17 augustus 2012

“Voor opa heb ik zuurstokken meegenomen”

“Opa heeft vroeger veel gevaren,” vertelt Alinda (26), “we hebben de plekken bezocht waar hij tijdens zijn reizen aan land is gegaan. En bij zijn oude stamkroegen zijn we wat gaan drinken.”                                                                                   

De familie is net terug van vakantie. Ze hebben een boottocht gemaakt langs de oostkust van Engeland. Opa kan ik ook meteen ontmoeten, want hij staat te wachten in de haven van IJmuiden. Met een ruime draai zet hij zijn auto langs de stoeprand en omhelst zijn kleinkinderen. Hij heeft tatoeages op z’n onderarm en lijkt op een echte zeeman. Meteen wil hij de bagage in de achterbak leggen, maar ik hou hem tegen.
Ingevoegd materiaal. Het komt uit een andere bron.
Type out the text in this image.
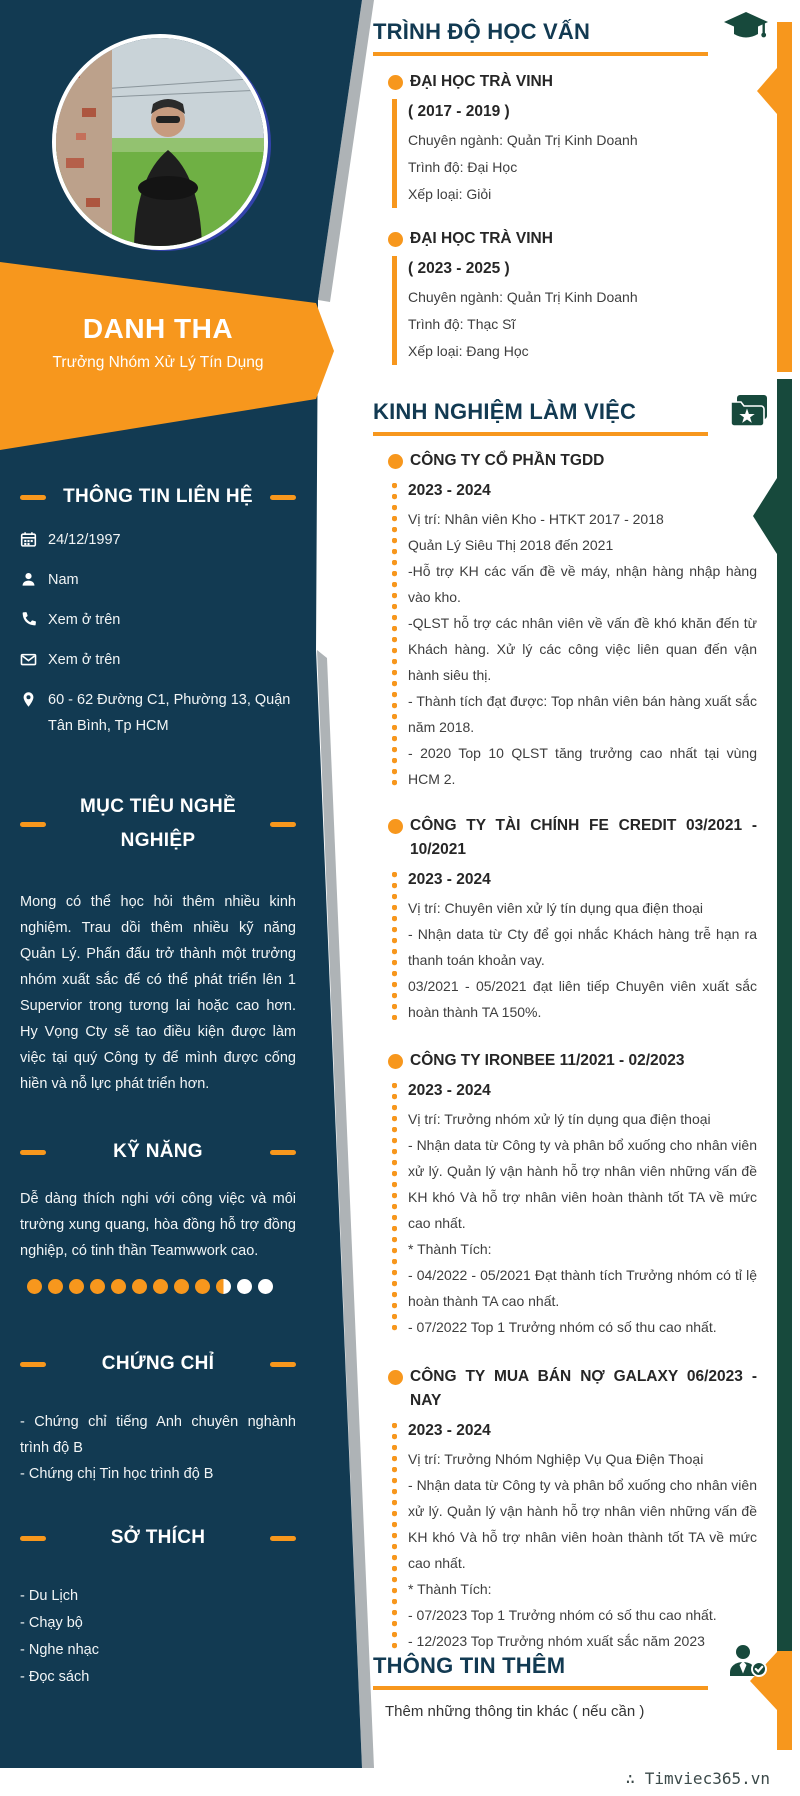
DANH THA
Trưởng Nhóm Xử Lý Tín Dụng
THÔNG TIN LIÊN HỆ
24/12/1997
Nam
Xem ở trên
Xem ở trên
60 - 62 Đường C1, Phường 13, Quận Tân Bình, Tp HCM
MỤC TIÊU NGHỀ NGHIỆP

Mong có thể học hỏi thêm nhiều kinh nghiệm. Trau dồi thêm nhiều kỹ năng Quản Lý. Phấn đấu trở thành một trưởng nhóm xuất sắc để có thể phát triển lên 1 Supervior trong tương lai hoặc cao hơn. Hy Vọng Cty sẽ tao điều kiện được làm việc tại quý Công ty để mình được cống hiền và nỗ lực phát triển hơn.

KỸ NĂNG

Dễ dàng thích nghi với công việc và môi trường xung quang, hòa đồng hỗ trợ đồng nghiệp, có tinh thần Teamwwork cao.

CHỨNG CHỈ

- Chứng chỉ tiếng Anh chuyên nghành trình độ B

- Chứng chị Tin học trình độ B

SỞ THÍCH
- Du Lịch
- Chạy bộ
- Nghe nhạc
- Đọc sách
TRÌNH ĐỘ HỌC VẤN
ĐẠI HỌC TRÀ VINH
( 2017 - 2019 )

Chuyên ngành: Quản Trị Kinh Doanh

Trình độ: Đại Học

Xếp loại: Giỏi

ĐẠI HỌC TRÀ VINH
( 2023 - 2025 )

Chuyên ngành: Quản Trị Kinh Doanh

Trình độ: Thạc Sĩ

Xếp loại: Đang Học

KINH NGHIỆM LÀM VIỆC
CÔNG TY CỔ PHẦN TGDD
2023 - 2024

Vị trí: Nhân viên Kho - HTKT 2017 - 2018

Quản Lý Siêu Thị 2018 đến 2021

-Hỗ trợ KH các vấn đề về máy, nhận hàng nhập hàng vào kho.

-QLST hỗ trợ các nhân viên về vấn đề khó khăn đến từ Khách hàng. Xử lý các công việc liên quan đến vận hành siêu thị.

- Thành tích đạt được: Top nhân viên bán hàng xuất sắc năm 2018.

- 2020 Top 10 QLST tăng trưởng cao nhất tại vùng HCM 2.

CÔNG TY TÀI CHÍNH FE CREDIT 03/2021 - 10/2021
2023 - 2024

Vị trí: Chuyên viên xử lý tín dụng qua điện thoại

- Nhận data từ Cty để gọi nhắc Khách hàng trễ hạn ra thanh toán khoản vay.

03/2021 - 05/2021 đạt liên tiếp Chuyên viên xuất sắc hoàn thành TA 150%.

CÔNG TY IRONBEE 11/2021 - 02/2023
2023 - 2024

Vị trí: Trưởng nhóm xử lý tín dụng qua điện thoại

- Nhận data từ Công ty và phân bổ xuống cho nhân viên xử lý. Quản lý vận hành hỗ trợ nhân viên những vấn đề KH khó Và hỗ trợ nhân viên hoàn thành tốt TA về mức cao nhất.

* Thành Tích:

- 04/2022 - 05/2021 Đạt thành tích Trưởng nhóm có tỉ lệ hoàn thành TA cao nhất.

- 07/2022 Top 1 Trưởng nhóm có số thu cao nhất.

CÔNG TY MUA BÁN NỢ GALAXY 06/2023 - NAY
2023 - 2024

Vị trí: Trưởng Nhóm Nghiệp Vụ Qua Điện Thoại

- Nhận data từ Công ty và phân bổ xuống cho nhân viên xử lý. Quản lý vận hành hỗ trợ nhân viên những vấn đề KH khó Và hỗ trợ nhân viên hoàn thành tốt TA về mức cao nhất.

* Thành Tích:

- 07/2023 Top 1 Trưởng nhóm có số thu cao nhất.

- 12/2023 Top Trưởng nhóm xuất sắc năm 2023

THÔNG TIN THÊM

Thêm những thông tin khác ( nếu cần )

∴ Timviec365.vn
Eerst mag ik nog even kijken.                                               

Nel (49), dochter van ‘opa’, laat me parfum zien: Jump van het merk Joop. “Dit heb ik uit Engeland meegenomen,” zegt ze vrolijk. Haar man Jan (52) werkt in hun woonplaats Katwijk aan Zee als chef-monteur. Hij heeft een hengel in z’n koffer. “Ja, die binding met de zee zit blijkbaar toch in de familie. Maar ik heb niet veel gevist deze vakantie. Het kwam er niet echt van.”                                                            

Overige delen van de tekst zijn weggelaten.